5. Big Data Analytics Correlation Taxonomy

Analytics methods and techniques have been applied to various phases of the analytical lifecycle, e.g., identification, preparation, aggregation and visualisation, however the application of various analytical techniques to big data has been limited with research having been conducted by only a few over the past 20 years. While limited, such research has been highly effective in proposing different sets and kinds of classification, however a problem that has not been effectively researched is how those techniques are classified and how such an activity can be made systematic via a clear taxonomy that integrates the classification of those analytical methods and its associated techniques. This paper investigates this problem and introduced a novel correlation taxonomy based on the findings presented in the previous sections. The rationale of introducing this taxonomy is offering a better big data analytics topology by examining the existing big data analytics methods, as well as understanding what types of techniques map with the existing methods. The taxonomy also draws a clear relationship between research approach methods and big data analytics methods techniques and represents the correlation between big data analytical methods and techniques based on research approaches. This taxonomy aims to classify big data analytics methods and techniques according to well-known research approach methods. This taxonomy determines the right techniques (and consequently the methods) that will equip new researchers in the field with the right tools. The taxonomy proposed is presented in Figure 5. The new structural model illustrates the relationship among big data analytics techniques and their methods according to quantitative and qualitative approaches. A quantitative approach is a strategy for systematic collection, organisation and interpretation of information, this approach is implemented to generate data to allow researchers to quantify the problem by having data sets. Whereas a qualitative approach aims to gain a degree of understanding for the affecting parameters. Based on these definitions the techniques were classified. In this taxonomy, data gathering techniques were counted as a quantitative research approach as shown in Figure 5, whereas clustering, classification, prediction, summarisation and optimisation techniques were all considered as qualitative research approach.

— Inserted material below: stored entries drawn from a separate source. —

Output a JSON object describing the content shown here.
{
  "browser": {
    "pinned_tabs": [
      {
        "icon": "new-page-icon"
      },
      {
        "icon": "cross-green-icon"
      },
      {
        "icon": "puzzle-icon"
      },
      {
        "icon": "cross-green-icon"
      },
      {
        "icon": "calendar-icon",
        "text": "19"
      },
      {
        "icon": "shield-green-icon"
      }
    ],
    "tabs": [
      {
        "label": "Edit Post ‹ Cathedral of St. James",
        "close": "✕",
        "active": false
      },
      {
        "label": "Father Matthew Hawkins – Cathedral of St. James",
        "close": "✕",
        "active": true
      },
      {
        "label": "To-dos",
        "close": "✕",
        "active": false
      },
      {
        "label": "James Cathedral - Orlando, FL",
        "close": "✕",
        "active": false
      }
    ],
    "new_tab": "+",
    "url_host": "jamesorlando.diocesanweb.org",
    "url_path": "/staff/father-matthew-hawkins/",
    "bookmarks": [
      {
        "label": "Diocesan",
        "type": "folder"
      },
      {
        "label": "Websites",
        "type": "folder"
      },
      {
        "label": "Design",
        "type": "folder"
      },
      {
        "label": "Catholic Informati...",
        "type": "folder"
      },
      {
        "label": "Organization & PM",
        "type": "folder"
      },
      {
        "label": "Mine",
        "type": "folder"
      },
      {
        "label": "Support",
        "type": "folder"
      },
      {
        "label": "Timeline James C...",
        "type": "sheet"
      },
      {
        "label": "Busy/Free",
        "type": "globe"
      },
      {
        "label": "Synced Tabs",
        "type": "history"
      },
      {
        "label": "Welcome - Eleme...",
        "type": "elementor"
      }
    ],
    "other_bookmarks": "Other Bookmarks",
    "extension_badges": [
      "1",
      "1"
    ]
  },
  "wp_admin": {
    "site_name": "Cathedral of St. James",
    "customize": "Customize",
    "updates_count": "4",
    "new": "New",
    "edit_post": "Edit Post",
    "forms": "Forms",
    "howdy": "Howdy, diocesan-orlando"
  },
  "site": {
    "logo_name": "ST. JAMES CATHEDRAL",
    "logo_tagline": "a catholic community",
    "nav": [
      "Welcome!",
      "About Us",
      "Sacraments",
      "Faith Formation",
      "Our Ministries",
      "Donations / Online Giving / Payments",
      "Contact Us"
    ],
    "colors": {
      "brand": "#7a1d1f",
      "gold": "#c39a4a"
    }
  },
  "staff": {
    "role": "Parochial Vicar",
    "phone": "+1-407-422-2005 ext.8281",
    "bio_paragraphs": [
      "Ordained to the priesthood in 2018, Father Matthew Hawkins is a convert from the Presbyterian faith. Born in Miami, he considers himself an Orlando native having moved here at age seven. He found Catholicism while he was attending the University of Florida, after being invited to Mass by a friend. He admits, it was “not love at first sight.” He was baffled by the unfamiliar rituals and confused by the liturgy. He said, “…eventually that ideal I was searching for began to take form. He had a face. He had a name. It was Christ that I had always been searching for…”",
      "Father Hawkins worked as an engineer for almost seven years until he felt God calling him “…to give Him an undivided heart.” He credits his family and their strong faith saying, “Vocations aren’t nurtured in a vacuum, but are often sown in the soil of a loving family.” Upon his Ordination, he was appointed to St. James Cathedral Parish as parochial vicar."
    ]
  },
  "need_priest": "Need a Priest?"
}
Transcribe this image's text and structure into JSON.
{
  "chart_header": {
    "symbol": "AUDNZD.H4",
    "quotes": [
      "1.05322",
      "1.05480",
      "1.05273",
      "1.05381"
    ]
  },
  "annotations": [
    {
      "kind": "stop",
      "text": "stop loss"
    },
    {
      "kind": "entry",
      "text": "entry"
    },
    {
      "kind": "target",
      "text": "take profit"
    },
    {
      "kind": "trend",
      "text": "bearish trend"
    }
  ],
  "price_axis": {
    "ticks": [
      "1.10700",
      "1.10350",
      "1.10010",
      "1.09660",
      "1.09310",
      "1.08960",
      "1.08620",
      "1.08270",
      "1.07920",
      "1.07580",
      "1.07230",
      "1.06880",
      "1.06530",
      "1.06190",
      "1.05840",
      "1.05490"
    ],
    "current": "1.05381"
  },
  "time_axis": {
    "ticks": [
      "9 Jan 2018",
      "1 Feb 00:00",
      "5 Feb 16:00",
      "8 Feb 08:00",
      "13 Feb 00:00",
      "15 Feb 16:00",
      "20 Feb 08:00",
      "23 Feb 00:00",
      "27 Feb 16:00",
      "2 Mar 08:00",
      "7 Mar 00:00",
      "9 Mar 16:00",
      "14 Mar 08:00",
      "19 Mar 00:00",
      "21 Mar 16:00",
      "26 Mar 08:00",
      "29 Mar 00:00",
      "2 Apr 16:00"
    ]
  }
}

Figure 5. Big data analytic correlation taxonomy.

BD analytics methods could have a different classification based on the findings from the previous sections which suggest data gathering techniques belong to descriptive analytic methods and clustering is a good example of a diagnostic analytics method whereas classification, prediction and summarisation techniques are all listed under predictive analytics methods, whereas, optimisation techniques are considered as prescriptive analytics methods. In the new proposed classification the descriptive analytics method belongs to the quantitative research approach, whereas diagnostic, predictive and prescriptive analytics methods belong to the qualitative research approach.